The bank, its former CEO and three former senior executives have been charged with fraud by UK authorities

 
John Varley, former CEO of Barclays Bank. Varley, along with three other former senior executives and Barclays itself, have been charged with fraud by UK authorities
John Varley, former CEO of Barclays Bank. Varley, along with three other former senior executives and Barclays itself, have been charged with fraud by UK authorities  

The UK’s Serious Fraud Office has charged Barclays, its former CEO and three other former senior executives with fraud over deals made with Qatar during the peak of the financial crisis.

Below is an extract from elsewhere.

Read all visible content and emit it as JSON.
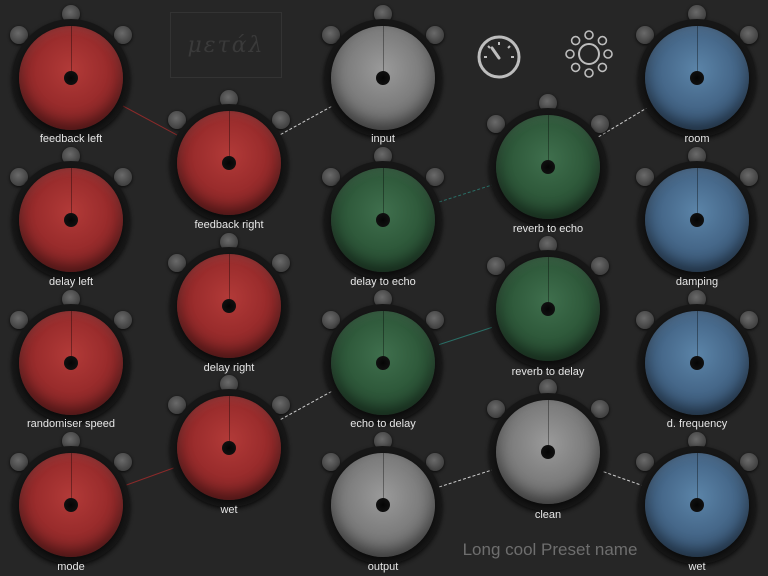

The charges mark the culmination of an extensive five-year investigation by the Serious Fraud Office, and will be the first time any senior British bankers have faced criminal charges over crisis-era misconduct.

Former Chief Executive John Varley will appear before Westminster Magistrates’ Court on July 3, along with Roger Jenkins, Thomas Kalaris and Richard Boath, all of whom previously held senior positions at the bank.

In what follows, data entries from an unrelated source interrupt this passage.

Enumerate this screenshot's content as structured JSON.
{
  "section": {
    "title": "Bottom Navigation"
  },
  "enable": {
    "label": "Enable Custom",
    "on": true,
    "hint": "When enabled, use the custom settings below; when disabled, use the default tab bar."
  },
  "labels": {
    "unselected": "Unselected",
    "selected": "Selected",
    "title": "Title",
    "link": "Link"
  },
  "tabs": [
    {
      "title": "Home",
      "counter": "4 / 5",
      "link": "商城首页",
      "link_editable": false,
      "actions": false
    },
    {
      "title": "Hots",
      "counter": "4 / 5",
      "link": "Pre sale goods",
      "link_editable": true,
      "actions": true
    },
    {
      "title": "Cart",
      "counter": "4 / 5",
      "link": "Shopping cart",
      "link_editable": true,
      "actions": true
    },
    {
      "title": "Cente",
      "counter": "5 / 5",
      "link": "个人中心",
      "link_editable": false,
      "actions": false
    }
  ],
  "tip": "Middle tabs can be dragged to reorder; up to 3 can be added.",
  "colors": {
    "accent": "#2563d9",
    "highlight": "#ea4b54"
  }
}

The charges against Barclays mark the first time any senior British bankers have faced criminal charges over crisis-era misconduct

The charges relate to a series of commercial agreements struck between Barclays and Qatari investors during 2008, when the global financial crisis was at its peak. In total, Qatari investors provided £6.1bn ($7.75bn) to Barclays during two rounds of fundraising in June and October of 2008.

This multibillion-pound investment ultimately allowed the bank to avoid resorting to a taxpayer bailout in the wake of the financial crash. While rivals Lloyds Banking Group and the Royal Bank of Scotland were forced to turn to government bailouts, Barclays was kept afloat by these vast emergency funds.

In November 2008, a month after the second round of funds was negotiated, Barclays agreed to provide a $3bn loan facility to the state of Qatar. According to UK regulators, this loan was only partially disclosed to the market at the time. As such, in August 2012 the Serious Fraud Office launched an investigation into whether the bank was properly disclosing fees it paid to the Gulf state, and whether it had loaned the nation money in order for the funds to be reinvested into the bank.

In a released on June 20, Barclays said it is “considering its position” in light of these developments, and that it is awaiting further details of the case. The bank has faced a number of probes by worldwide regulators in the years following the 2008 financial crisis, but the charges levied by the Serious Fraud Office are by far Barclays’ most serious indictments to date.

By charging one of the world’s biggest banks, the Serious Fraud Office is setting a new precedent and is sending a strong message that it will be aggressively pursuing convictions for large-scale financial misconduct.